La création d’une véritable organisation nationale étudiante de lutte est à l’ordre du jour : c’est le prolongement nécessaire des Assemblées générales du printemps et de leurs Coordinations nationales

Les syndicalistes de lutte ne peuvent se satisfaire de la situation actuelle : faut-il un syndicat pour les anarchistes, un syndicat pour les altermondialistes, un syndicat pour les lambertistes, un syndicat pour les communistes révolutionnaires ? C’est évidemment absurde. Le syndicat n’est pas un club de discussion mais un outil de défense des intérêts de classe (il défend les étudiants en tant que travailleurs en formation), par delà les clivages politiques, idéologiques ou culturels. L’objectif doit être un syndicat unique pour les étudiants. Pour y arriver, les syndicalistes de lutte ont le « choix » entre investir l’UNEF et s’épuiser dans une lutte à huis clos contre une bureaucratie toute puissante, ou construire une nouvelle organisation qui pourrait prendre le dessus sur l’UNEF.

Consciente que division organisationnelle du syndicalisme de lutte rimait avec impuissance, la FSE a lancé, à l’issue de son congrès national de septembre 2005, la proposition d’un « processus de fusion du syndicalisme de lutte » avec pour objectif de fédérer à court terme tous les syndicalistes de lutte au sein d’un nouveau syndicat (2). Dans un premier temps, l’appel de la FSE a suscité un écho très faible auprès de dirigeants plus ou moins sectaires et de militants enfermés dans leur routine syndicale. Dans le cadre du processus, une première réunion nationale (décembre 2005) a montré que la direction de la TTE n’envisageait pas le syndicalisme en dehors de l’UNEF, alors que la direction de SUD mettait en avant les frictions passées avec la FSE pour ne pas s’engager davantage, faisant mine d’ignorer que c’est justement la séparation des militants regroupés en groupuscules syndicaux qui entretient les malentendus et les querelles stériles. À l’intérieur de SUD étudiant, la section de Bordeaux et des militants isolés ont cependant commencé à pousser à l’intérieur de leur organisation contre les tendances sectaires de leur direction.

Dans le cadre du mouvement du printemps dernier, des comités de lutte regroupant syndicalistes de lutte et non syndiqués ont été les principaux animateurs de la grève, marginalisant la direction de l’UNEF. Les non syndiqués ont pu constater que le vrai clivage était entre celle-ci et le syndicalisme de lutte. À l’issue du mouvement, il était pertinent de s’appuyer sur l’auto-organisation des étudiants pour transformer le « processus de fusion » en un processus plus large de transformation des comités unitaires en organisation permanente. En effet, beaucoup d’étudiants non encartés étaient demandeurs d’un prolongement organisationnel, mais refusaient de se syndiquer, car cela signifiait pour eux choisir un groupuscule plutôt qu’un autre, et ainsi rompre avec le cadre unitaire. Globalement, les syndicalistes de lutte n’ont pas su répondre à cette aspiration, et ont repris leur routine syndicale, laissant les comités de lutte dépérir, et invitant simplement les non syndiqués à rejoindre « leur » organisation.

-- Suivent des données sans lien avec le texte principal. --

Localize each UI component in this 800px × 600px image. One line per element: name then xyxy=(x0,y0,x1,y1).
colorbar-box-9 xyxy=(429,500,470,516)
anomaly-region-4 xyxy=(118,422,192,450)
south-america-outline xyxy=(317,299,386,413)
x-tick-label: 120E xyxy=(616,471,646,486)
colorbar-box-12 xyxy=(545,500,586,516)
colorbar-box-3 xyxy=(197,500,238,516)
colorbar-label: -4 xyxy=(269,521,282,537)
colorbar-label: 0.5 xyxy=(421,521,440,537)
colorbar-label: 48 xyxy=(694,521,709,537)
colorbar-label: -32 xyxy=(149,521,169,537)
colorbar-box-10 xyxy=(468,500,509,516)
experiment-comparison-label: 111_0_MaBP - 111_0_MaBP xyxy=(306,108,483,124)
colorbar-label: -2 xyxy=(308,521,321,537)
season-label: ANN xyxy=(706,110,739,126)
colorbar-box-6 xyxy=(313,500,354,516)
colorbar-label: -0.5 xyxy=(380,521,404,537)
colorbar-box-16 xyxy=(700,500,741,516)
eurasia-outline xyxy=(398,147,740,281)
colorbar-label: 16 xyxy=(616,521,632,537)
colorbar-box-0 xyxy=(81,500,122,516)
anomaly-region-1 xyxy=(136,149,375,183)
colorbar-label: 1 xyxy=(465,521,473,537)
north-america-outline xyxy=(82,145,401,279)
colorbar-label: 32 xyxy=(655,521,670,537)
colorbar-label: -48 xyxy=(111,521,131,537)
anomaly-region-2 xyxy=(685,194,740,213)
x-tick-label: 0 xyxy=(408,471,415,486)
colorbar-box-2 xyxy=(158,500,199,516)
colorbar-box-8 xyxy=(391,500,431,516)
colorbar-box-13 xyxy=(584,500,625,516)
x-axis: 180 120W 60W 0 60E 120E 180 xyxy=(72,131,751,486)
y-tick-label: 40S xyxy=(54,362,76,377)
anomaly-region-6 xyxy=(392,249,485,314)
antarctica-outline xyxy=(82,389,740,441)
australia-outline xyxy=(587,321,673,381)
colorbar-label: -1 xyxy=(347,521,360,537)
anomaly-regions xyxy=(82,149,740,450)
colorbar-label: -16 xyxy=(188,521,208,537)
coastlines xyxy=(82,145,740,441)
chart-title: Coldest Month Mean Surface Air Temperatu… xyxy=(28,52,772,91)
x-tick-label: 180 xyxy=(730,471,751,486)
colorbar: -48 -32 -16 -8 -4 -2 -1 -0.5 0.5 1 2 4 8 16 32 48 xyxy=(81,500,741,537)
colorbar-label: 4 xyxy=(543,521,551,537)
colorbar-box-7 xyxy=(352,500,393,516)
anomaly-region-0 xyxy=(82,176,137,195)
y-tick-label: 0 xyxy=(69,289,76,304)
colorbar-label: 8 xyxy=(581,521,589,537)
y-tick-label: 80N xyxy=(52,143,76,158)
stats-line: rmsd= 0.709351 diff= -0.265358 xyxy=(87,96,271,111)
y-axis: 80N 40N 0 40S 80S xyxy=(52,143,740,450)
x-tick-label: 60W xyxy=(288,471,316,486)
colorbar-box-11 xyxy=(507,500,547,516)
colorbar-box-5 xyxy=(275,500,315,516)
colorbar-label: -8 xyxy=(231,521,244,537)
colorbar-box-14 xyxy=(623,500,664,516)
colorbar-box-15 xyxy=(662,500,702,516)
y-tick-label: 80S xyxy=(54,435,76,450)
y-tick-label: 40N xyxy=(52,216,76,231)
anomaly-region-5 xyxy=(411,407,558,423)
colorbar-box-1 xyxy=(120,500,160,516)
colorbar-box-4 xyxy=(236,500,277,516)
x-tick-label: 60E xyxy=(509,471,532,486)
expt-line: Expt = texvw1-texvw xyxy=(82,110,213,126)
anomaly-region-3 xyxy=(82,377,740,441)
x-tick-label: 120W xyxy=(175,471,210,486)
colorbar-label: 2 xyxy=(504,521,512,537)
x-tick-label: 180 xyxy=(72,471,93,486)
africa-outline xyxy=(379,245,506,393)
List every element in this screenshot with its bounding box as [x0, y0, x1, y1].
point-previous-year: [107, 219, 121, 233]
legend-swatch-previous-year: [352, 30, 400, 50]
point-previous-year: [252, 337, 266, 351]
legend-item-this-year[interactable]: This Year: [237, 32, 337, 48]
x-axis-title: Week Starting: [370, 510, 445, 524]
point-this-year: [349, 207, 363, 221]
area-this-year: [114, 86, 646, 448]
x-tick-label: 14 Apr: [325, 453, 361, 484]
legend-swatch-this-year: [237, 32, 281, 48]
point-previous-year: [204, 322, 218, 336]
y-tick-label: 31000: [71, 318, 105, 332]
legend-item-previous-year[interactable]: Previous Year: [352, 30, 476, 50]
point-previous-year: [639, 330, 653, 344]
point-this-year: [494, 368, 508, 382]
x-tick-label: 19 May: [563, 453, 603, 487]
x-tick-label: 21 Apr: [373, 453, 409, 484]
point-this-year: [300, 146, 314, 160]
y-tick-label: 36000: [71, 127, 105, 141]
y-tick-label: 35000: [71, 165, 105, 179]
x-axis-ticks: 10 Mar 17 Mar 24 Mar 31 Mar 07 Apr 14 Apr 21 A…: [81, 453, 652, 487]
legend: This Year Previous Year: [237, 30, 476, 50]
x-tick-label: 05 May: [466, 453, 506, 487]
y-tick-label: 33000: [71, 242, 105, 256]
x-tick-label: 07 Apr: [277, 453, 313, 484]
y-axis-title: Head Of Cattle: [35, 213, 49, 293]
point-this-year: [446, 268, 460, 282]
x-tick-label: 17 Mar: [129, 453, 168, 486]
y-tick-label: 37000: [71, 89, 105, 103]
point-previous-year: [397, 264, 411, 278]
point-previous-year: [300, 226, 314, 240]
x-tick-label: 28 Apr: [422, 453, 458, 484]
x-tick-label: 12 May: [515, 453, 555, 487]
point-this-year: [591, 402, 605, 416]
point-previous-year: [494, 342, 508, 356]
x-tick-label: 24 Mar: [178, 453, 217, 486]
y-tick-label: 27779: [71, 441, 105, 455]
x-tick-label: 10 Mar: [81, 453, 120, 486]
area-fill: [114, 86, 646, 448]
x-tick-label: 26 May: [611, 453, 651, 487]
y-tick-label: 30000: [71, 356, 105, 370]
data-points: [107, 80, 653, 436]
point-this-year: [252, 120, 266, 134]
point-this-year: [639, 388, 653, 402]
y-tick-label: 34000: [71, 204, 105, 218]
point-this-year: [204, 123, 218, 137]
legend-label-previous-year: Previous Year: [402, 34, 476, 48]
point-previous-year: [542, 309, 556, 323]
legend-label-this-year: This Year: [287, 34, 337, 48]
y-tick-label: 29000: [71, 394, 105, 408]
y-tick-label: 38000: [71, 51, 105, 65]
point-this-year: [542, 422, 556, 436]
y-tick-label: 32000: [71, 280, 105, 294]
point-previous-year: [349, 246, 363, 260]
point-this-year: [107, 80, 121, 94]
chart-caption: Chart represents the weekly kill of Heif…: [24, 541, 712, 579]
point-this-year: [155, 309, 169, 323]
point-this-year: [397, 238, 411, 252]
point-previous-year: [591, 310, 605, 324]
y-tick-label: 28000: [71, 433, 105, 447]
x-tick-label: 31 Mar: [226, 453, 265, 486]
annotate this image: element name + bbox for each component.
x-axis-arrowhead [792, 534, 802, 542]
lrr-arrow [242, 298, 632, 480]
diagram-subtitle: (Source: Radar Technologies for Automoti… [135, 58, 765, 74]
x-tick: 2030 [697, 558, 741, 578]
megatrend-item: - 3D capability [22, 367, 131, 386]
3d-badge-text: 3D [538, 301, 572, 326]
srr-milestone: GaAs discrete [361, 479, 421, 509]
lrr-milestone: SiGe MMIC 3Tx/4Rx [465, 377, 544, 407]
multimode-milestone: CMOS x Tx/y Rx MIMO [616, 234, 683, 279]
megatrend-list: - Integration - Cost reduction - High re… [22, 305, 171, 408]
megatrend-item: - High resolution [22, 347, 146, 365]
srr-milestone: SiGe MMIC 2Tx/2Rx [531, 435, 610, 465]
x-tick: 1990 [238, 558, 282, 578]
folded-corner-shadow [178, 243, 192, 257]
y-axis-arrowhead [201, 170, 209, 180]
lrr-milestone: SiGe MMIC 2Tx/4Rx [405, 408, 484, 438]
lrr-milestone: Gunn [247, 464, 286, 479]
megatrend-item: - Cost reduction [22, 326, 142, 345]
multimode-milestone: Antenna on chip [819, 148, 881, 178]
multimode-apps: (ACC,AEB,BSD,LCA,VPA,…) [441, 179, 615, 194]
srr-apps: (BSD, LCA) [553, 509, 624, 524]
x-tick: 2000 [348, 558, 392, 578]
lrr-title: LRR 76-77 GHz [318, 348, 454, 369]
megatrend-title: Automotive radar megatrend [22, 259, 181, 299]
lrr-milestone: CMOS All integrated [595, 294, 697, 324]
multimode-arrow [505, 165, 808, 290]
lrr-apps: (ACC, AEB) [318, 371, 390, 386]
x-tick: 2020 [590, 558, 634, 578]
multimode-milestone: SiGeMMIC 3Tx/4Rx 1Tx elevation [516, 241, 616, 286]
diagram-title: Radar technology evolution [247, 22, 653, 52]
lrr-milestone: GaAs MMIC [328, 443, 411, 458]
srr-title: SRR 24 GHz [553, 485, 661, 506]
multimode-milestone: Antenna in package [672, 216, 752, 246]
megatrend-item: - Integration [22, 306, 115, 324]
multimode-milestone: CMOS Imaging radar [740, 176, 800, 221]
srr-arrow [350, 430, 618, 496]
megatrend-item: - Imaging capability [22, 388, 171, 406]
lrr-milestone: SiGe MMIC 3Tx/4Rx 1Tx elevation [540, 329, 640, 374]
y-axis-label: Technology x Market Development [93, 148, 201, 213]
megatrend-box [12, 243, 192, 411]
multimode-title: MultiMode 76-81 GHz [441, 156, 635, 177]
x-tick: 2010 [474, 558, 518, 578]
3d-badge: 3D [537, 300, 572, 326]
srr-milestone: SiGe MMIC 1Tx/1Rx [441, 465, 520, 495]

Localement, des sections de la FSE ont posé clairement la question de construire un nouveau syndicat, mais devant l’absence de volonté des directions locales de SUD, les non syndiqués intéressés par cette perspective ont déserté, d’autant plus que pesait lourdement la nécessité de réviser les examens après douze semaines de grève. En outre, cette initiative est apparue comme un projet ficelé de la FSE, adressé principalement à SUD-étudiants, et auquel les non syndiqués n’avaient qu’à se rallier sans pouvoir y contribuer.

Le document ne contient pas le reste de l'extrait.